Taylor Erdman
In Motion Staff Writer
Daytona State is home to spontaneous and peculiar events, but by far the kookiest and most student-engaging might be the NCRA, the National Crab Racing Association.
Owned and operated by Jim Morgan, the NCRA comes to campus once a year and can be found in Building 130, also known as the Lenholdt Student Center. This year it was tucked away in the corner by the Veterans Center. Armed with his microphone, catchy blood-pumping music and 100 hermit crabs, Morgan offered up a chance at a $100 cash prize to the contestant with the fastest hermit crab.

Crab races consist of three rounds. The first round is anyone’s game. Pick a hermit crab (hopefully a spunky one!) give it name and hand it over. But only the top 10 make it to the second round.
The second race is composed of the energetic top 10 intending to supersede their opponents to the top three spots, where only the first-place winner has a chance at the cash prize. The third and final round of the NCRA races is by far the most heart-pounding of all. Three crabs race as energetically as their little bodies will let them for their human to claim the glory.

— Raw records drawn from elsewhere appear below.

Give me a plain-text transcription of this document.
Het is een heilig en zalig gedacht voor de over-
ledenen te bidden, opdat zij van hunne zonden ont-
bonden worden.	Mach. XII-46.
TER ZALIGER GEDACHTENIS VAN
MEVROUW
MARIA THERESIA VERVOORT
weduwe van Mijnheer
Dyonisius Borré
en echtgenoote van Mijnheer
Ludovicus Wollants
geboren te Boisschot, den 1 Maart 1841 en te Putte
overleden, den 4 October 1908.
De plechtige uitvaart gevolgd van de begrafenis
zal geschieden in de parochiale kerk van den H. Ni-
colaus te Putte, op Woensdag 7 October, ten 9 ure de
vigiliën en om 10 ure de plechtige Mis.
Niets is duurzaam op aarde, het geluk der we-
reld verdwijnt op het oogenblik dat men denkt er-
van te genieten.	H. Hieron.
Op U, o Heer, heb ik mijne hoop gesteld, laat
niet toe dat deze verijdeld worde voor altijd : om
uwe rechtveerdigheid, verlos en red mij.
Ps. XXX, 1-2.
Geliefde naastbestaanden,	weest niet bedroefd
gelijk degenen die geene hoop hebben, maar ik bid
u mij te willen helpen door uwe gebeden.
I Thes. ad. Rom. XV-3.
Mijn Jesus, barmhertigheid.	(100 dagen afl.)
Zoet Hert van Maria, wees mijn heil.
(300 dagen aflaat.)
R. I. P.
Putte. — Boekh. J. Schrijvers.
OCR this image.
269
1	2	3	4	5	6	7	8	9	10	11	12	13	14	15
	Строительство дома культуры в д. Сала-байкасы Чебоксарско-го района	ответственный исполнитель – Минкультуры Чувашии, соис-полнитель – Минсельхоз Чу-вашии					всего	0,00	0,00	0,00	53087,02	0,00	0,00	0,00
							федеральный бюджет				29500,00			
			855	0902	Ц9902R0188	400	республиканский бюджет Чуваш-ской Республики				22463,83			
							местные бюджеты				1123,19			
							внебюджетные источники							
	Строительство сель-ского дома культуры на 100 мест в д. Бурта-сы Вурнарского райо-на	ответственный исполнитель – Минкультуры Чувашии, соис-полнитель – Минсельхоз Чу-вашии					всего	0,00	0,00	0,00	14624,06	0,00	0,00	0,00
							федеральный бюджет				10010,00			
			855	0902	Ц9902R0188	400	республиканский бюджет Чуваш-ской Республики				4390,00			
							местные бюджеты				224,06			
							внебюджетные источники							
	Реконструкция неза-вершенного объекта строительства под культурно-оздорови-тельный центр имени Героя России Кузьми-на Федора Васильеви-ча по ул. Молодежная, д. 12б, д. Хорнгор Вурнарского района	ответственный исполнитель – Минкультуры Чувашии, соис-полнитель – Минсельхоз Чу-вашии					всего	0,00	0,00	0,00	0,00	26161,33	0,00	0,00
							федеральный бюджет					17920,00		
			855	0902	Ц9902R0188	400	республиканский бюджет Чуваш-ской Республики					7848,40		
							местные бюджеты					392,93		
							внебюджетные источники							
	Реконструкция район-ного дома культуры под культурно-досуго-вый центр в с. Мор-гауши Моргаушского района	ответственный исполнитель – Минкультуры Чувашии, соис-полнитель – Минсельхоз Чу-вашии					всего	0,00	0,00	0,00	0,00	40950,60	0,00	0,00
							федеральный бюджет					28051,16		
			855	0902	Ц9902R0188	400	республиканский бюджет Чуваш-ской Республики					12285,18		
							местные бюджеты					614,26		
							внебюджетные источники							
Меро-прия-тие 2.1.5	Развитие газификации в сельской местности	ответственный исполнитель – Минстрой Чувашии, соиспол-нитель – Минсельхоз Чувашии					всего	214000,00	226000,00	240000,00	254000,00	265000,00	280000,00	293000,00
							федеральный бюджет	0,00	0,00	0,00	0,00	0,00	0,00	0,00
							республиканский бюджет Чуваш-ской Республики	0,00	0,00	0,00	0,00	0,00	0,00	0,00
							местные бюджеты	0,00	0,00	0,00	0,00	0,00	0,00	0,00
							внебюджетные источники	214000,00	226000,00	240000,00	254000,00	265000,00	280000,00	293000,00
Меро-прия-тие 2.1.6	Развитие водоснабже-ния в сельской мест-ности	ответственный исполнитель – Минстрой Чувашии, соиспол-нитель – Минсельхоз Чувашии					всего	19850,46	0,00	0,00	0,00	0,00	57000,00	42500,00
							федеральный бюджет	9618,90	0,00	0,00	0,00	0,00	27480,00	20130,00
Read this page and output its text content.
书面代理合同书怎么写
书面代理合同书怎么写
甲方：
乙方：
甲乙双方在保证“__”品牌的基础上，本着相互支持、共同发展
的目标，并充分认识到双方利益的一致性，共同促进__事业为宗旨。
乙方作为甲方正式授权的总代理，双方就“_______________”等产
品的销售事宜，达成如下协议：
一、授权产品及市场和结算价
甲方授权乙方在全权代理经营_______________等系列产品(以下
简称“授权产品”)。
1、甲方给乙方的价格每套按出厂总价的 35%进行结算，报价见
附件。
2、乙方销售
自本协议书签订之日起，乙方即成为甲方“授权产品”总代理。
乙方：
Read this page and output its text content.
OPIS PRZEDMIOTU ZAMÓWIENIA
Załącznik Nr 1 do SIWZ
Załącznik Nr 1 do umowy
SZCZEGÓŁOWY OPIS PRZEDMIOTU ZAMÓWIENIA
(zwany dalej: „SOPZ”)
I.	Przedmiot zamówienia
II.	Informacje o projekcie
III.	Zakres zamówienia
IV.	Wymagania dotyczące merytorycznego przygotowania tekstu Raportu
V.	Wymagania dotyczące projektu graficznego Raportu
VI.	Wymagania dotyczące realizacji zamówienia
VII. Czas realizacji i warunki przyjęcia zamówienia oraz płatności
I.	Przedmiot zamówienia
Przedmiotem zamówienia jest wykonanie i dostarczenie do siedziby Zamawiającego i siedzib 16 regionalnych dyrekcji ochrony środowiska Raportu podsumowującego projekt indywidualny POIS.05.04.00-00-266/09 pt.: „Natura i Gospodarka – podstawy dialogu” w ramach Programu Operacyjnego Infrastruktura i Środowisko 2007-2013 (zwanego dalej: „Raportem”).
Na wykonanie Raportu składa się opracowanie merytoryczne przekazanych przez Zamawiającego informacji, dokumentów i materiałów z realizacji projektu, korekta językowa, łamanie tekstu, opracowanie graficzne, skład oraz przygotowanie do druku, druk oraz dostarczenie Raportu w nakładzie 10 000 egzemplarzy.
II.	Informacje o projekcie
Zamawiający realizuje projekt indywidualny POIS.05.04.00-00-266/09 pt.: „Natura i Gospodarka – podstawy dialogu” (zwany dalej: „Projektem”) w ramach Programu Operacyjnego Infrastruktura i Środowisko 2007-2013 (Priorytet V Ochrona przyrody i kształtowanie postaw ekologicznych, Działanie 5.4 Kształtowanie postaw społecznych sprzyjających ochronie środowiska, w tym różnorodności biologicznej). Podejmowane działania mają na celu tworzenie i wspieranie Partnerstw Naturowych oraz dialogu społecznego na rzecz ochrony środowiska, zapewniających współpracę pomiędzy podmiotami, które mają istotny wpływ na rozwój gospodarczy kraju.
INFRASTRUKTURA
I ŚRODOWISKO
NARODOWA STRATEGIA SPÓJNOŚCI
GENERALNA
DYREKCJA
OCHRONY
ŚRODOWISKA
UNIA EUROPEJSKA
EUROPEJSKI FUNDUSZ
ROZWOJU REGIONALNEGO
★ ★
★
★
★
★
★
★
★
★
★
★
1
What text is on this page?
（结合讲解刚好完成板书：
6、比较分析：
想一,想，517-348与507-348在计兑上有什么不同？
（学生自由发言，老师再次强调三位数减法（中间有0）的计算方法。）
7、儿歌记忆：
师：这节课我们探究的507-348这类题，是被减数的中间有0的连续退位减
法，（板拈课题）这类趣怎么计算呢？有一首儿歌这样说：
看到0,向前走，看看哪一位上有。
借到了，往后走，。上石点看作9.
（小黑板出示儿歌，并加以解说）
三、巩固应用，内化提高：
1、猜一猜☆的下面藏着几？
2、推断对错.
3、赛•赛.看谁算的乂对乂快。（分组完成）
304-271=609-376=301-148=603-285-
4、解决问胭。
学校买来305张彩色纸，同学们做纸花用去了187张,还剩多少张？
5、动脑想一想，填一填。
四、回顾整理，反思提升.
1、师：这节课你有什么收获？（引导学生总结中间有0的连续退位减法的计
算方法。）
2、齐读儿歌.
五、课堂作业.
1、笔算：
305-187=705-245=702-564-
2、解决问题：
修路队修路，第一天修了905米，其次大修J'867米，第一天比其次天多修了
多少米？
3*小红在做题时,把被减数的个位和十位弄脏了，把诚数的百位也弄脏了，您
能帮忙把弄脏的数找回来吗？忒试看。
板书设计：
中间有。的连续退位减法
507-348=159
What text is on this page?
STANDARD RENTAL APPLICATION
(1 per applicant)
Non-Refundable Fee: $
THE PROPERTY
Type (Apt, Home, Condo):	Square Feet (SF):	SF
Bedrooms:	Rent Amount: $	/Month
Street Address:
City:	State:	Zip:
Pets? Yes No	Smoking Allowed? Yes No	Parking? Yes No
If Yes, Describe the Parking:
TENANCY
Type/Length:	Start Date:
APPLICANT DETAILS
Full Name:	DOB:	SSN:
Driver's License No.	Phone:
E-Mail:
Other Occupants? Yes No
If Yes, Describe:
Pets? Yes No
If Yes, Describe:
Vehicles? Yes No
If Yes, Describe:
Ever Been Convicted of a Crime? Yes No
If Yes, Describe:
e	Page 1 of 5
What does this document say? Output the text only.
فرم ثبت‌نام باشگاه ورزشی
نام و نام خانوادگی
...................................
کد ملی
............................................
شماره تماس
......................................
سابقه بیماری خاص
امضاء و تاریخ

“I thought it was fun!” says Kaila Armstrong, the first place winner for 2016. “I was really happy beating my team mates.”
Armstrong also refers to her fellow Daytona State soccer pals who raced alongside her award winning Beyoncé crab.
“I was scared to pick up a crab. It was pretty crabby. Get it? It was pretty crabby that I lost,” Naomi Gurrola says with a giggle.

Win or lose, the NCRA event is always memorable and evokes a sense of merry pride when to be able to say, “I raced in the National Crab Association!”
Owning and operating his tiny racers for 37 years, Morgan is all over the place, be it in DeLand, Daytona State or entertaining sick children in the hospital. He was supposed to visit a children’s hospital in Jacksonville just before Hurricane Mathew, but “They called me up and I said I may not make it cause of the storm. And the chairman said, ‘Jim, you gotta, the kids need you.’”
Pausing and looking thoughtful, Morgan adds that “Then I knew I had to go, for the kids.”
Despite a continuing hard economy, and traveling from place to place all over the state, he says he does it because he loves it. He does it for the kids because it brings a smile to their face, not to mention the occasional college scholar that need a change and laugh from their stressful schedule.